Mrs.Kohaku once said it had something to do with the Tsukasa Shishio—and a place called Shinjuku Ni-chōme.

Geography again. I gave up.

Maybe I could analyze the raccoon’s behavior instead.
They’re omnivores, known for rummaging through garbage.

At our Institute, the trash bins are all locked—not to keep raccoons out, but bears. Recent construction has disturbed their habitat, leading to more bear-human encounters.

Scavenging, though, isn’t rare among the villagers. Some of the elders see the Time Machine Institute as a kind of shrine, and treat our discarded scraps like relics.

“Director Ishigami turned trash into lightbulbs! Into cars! Into giant ships and rockets!” they’d say, eyes shining.
Inspired by those legends, a few amateur inventors even tried building helicopters from our junk—and crashed into their own fields.

Now we have all scrap metal sent to a recycling plant, pressed and reprocessed.

Still… maybe I should just ask Director Ishigami himself. Would he know who “the little raccoon” was?

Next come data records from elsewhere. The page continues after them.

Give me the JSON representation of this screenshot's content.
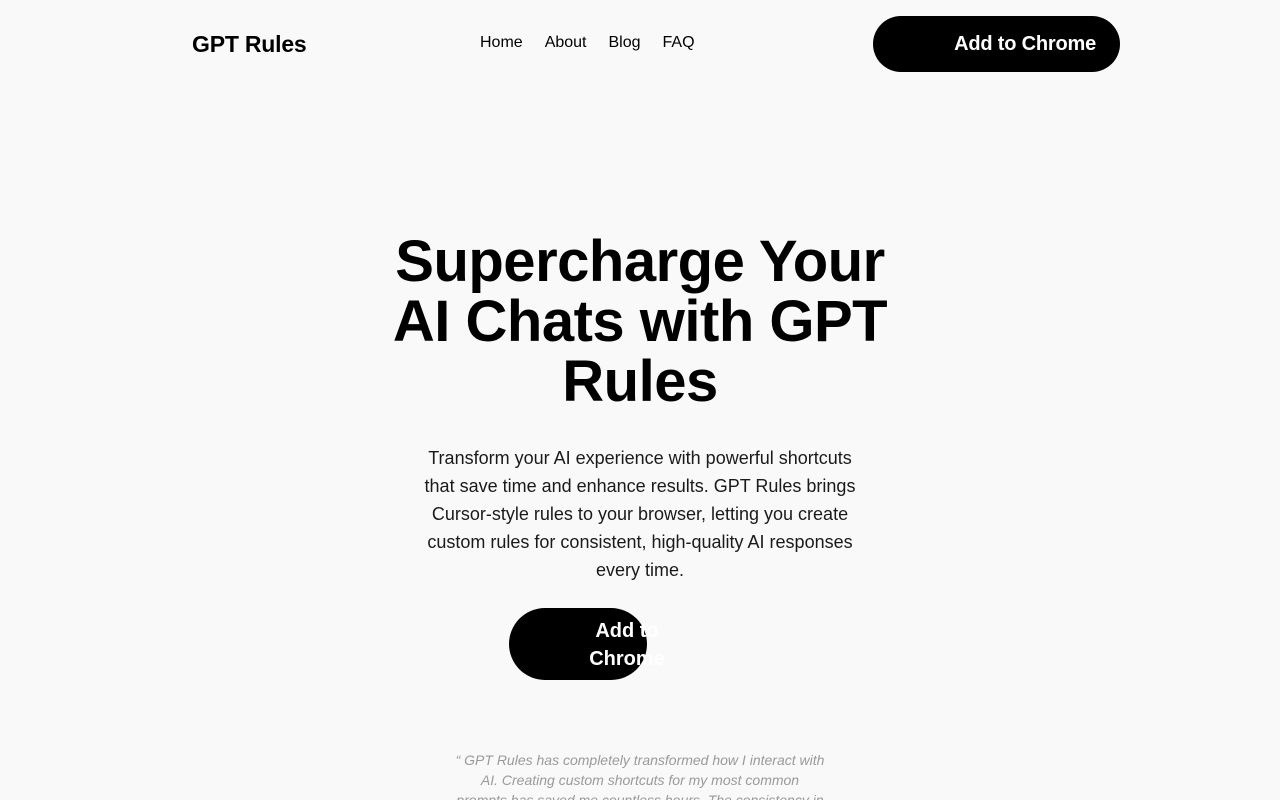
{
  "header": {
    "logo": "GPT Rules",
    "nav": [
      {
        "label": "Home"
      },
      {
        "label": "About"
      },
      {
        "label": "Blog"
      },
      {
        "label": "FAQ"
      }
    ],
    "cta_label": "Add to Chrome"
  },
  "hero": {
    "title": "Supercharge Your AI Chats with GPT Rules",
    "description": "Transform your AI experience with powerful shortcuts that save time and enhance results. GPT Rules brings Cursor-style rules to your browser, letting you create custom rules for consistent, high-quality AI responses every time.",
    "cta_label": "Add to Chrome"
  },
  "testimonial": {
    "quote": "“ GPT Rules has completely transformed how I interact with AI. Creating custom shortcuts for my most common prompts has saved me countless hours. The consistency in"
  },
  "colors": {
    "background": "#f9f9f9",
    "primary": "#000000",
    "on_primary": "#ffffff",
    "muted_text": "#9a9a9a"
  }
}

I happened to run into him at the break room.

From what I knew, Director Ishigami and Deputy Winfield had been… very close.
Though not in any way I could comprehend.

Men can be strange like that—close enough to share drinks and slap each other on the back, yet silent when their mothers die.
No invitation to the funeral, no explanation for their melancholy.

I knew they were intimate collaborators. Nothing more.
Because compared to Xeno, Ishigami was the colder of the two.

Not cold in a worldly, selfish way, but in an otherworldly one—like he was never quite living on this planet.

He’s only thirty-six years older than me, yet talking to him feels like speaking to someone three thousand seven hundred years my senior.

He often mentions things like Doraemon, Gundam, and Einstein.
The odd thing is, he’s not showing off. Unlike Xeno, he doesn’t care whether we understand him or not.
He just recites facts, flatly, mechanically.

He isn’t embarrassed or proud. He’s… unreachable.

Ask, “What’s Doraemon?” and you’re doomed—he’ll start chanting:

“Doraemon is a children’s science fiction manga created by Fujiko F. Fujio, serialized since December 1969. It tells the story of a robot cat from the future who returns to help a boy named Nobita Nobi—”

Ever since that day, I’ve avoided using words like “who,” “what,” or “why” around him. They’re triggers.

So I was careful.

He nodded at me; I nodded back. Greeting complete.
He took a bottle of diet barley tea from the warmer, sat at the low table, and began to drink.
I raised my laptop screen as a makeshift barricade—so we wouldn’t have to talk.

And then, all at once, I understood everything.

A few minutes later, Ishigami stood up.
He walked to the sink, poured out the rest of his tea, and filled the bottle with tap water.

At first, I thought he just didn’t like the new product. But then he emptied the bottle again.
And filled it again.
And emptied it again.

He was washing the plastic bottle.

In that moment, revelation struck me like lightning.

I watched in silence as Ishigami Senku, founder of our scientific age, walked over to the recycling bin and tossed the spotless, perfectly clean bottle inside.

Notes:

In 21st-century Japan, it was customary to wash bottles or milk cartons before recycling. Because recyclables were collected only on certain days, unwashed containers could attract odor and pests during storage.